Hoofd wetenschap

Vervuilingsomgeving

Inhoudsopgave:

Vervuilingsomgeving
Vervuilingsomgeving

Video: ''Vervuiling bij Orion Drachten is licht en erg beperkt'' 2024, Juli-

Video: ''Vervuiling bij Orion Drachten is licht en erg beperkt'' 2024, Juli-
Anonim

Verontreiniging, ook wel milieuvervuiling genoemd, de toevoeging van een stof (vast, vloeibaar of gas) of enige vorm van energie (zoals warmte, geluid of radioactiviteit) aan het milieu met een hogere snelheid dan het kan worden verspreid, verdund, ontleed, gerecycled of opgeslagen in een onschadelijke vorm. De belangrijkste soorten vervuiling, meestal ingedeeld naar milieu, zijn luchtverontreiniging, waterverontreiniging en landverontreiniging. De moderne samenleving maakt zich ook zorgen over specifieke soorten verontreinigende stoffen, zoals geluidsoverlast, lichtvervuiling en plasticvervuiling. Alle soorten vervuiling kunnen negatieve effecten hebben op het milieu en de natuur en hebben vaak een impact op de gezondheid en het welzijn van de mens.

instandhouding: vervuiling

Verontreiniging is een bijzonder geval van vernietiging van habitats; het is eerder chemische vernietiging dan de meer voor de hand liggende fysieke vernietiging.

.

Geschiedenis van vervuiling

Hoewel milieuverontreiniging kan worden veroorzaakt door natuurlijke gebeurtenissen zoals bosbranden en actieve vulkanen, impliceert het gebruik van het woord vervuiling over het algemeen dat de verontreinigingen een antropogene bron hebben, dat wil zeggen een bron die is ontstaan ​​door menselijke activiteiten.

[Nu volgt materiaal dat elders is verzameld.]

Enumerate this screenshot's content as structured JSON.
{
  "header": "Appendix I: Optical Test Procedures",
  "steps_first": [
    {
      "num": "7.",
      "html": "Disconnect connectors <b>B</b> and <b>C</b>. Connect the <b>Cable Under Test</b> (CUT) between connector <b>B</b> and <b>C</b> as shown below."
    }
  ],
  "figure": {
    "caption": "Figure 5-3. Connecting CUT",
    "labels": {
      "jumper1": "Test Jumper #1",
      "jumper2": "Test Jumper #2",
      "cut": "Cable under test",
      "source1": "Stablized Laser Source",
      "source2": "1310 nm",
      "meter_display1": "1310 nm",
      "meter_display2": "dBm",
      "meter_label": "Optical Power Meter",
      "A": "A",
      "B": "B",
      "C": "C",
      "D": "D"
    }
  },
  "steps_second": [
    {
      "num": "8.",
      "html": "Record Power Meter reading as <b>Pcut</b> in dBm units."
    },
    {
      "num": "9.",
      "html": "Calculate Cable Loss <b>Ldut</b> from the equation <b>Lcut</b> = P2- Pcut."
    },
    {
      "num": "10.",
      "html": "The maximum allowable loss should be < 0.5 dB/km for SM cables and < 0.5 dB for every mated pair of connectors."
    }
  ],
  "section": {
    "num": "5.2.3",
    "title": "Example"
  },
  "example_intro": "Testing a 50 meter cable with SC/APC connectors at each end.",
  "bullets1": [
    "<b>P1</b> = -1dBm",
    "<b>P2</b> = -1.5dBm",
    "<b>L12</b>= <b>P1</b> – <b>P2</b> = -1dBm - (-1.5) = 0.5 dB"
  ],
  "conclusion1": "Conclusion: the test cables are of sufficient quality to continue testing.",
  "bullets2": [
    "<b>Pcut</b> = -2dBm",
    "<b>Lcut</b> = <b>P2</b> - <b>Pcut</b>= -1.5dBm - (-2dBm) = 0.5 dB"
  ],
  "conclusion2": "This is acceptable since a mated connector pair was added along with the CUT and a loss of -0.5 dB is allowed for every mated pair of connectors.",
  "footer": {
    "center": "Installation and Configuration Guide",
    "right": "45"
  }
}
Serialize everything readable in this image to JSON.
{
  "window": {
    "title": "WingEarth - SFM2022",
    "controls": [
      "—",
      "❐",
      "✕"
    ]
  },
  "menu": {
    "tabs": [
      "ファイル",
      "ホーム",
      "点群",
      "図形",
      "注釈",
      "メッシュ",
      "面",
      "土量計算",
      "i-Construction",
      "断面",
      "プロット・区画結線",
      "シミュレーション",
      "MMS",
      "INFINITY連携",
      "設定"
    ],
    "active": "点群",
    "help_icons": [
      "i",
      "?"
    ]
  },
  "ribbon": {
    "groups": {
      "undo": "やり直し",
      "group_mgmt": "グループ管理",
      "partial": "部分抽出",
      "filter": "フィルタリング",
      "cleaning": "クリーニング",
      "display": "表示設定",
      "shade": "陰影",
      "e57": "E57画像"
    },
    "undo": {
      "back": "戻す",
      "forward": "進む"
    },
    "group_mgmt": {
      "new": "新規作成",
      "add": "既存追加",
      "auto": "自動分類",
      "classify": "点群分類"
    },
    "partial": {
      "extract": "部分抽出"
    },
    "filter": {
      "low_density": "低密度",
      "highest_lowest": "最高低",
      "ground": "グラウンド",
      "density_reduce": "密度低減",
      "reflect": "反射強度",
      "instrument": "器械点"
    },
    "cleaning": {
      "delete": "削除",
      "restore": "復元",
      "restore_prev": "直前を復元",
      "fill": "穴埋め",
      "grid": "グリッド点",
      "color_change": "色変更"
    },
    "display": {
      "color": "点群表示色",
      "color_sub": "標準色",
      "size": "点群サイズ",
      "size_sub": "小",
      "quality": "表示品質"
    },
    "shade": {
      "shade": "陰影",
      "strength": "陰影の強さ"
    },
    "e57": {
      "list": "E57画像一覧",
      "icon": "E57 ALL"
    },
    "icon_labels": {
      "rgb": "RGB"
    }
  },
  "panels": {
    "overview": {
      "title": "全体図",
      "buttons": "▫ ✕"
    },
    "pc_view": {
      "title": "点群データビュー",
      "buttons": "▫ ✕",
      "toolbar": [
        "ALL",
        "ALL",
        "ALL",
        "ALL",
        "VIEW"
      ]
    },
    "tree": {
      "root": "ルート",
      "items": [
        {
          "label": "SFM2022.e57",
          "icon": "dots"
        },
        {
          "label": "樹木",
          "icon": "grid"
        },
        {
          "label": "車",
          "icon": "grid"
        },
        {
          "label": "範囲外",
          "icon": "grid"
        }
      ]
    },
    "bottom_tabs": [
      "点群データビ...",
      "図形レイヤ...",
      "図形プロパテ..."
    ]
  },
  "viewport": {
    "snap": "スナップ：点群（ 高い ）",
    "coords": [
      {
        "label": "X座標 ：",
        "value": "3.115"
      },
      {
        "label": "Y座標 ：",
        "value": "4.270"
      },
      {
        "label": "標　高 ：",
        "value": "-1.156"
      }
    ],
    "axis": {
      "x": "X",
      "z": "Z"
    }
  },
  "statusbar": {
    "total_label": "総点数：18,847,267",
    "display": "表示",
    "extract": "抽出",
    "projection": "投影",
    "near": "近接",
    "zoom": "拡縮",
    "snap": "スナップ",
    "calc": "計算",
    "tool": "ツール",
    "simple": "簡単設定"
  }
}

Vervuiling heeft de mensheid vergezeld sinds groepen mensen voor het eerst samenkwamen en lange tijd op een bepaalde plaats bleven. Inderdaad, oude menselijke nederzettingen worden vaak herkend aan hun afval - bijvoorbeeld schelpenheuvels en puinhopen. Verontreiniging was geen ernstig probleem zolang er voor elk individu of groep voldoende ruimte beschikbaar was. Met de vestiging van permanente nederzettingen door een groot aantal mensen werd vervuiling echter een probleem en dat is het sindsdien gebleven.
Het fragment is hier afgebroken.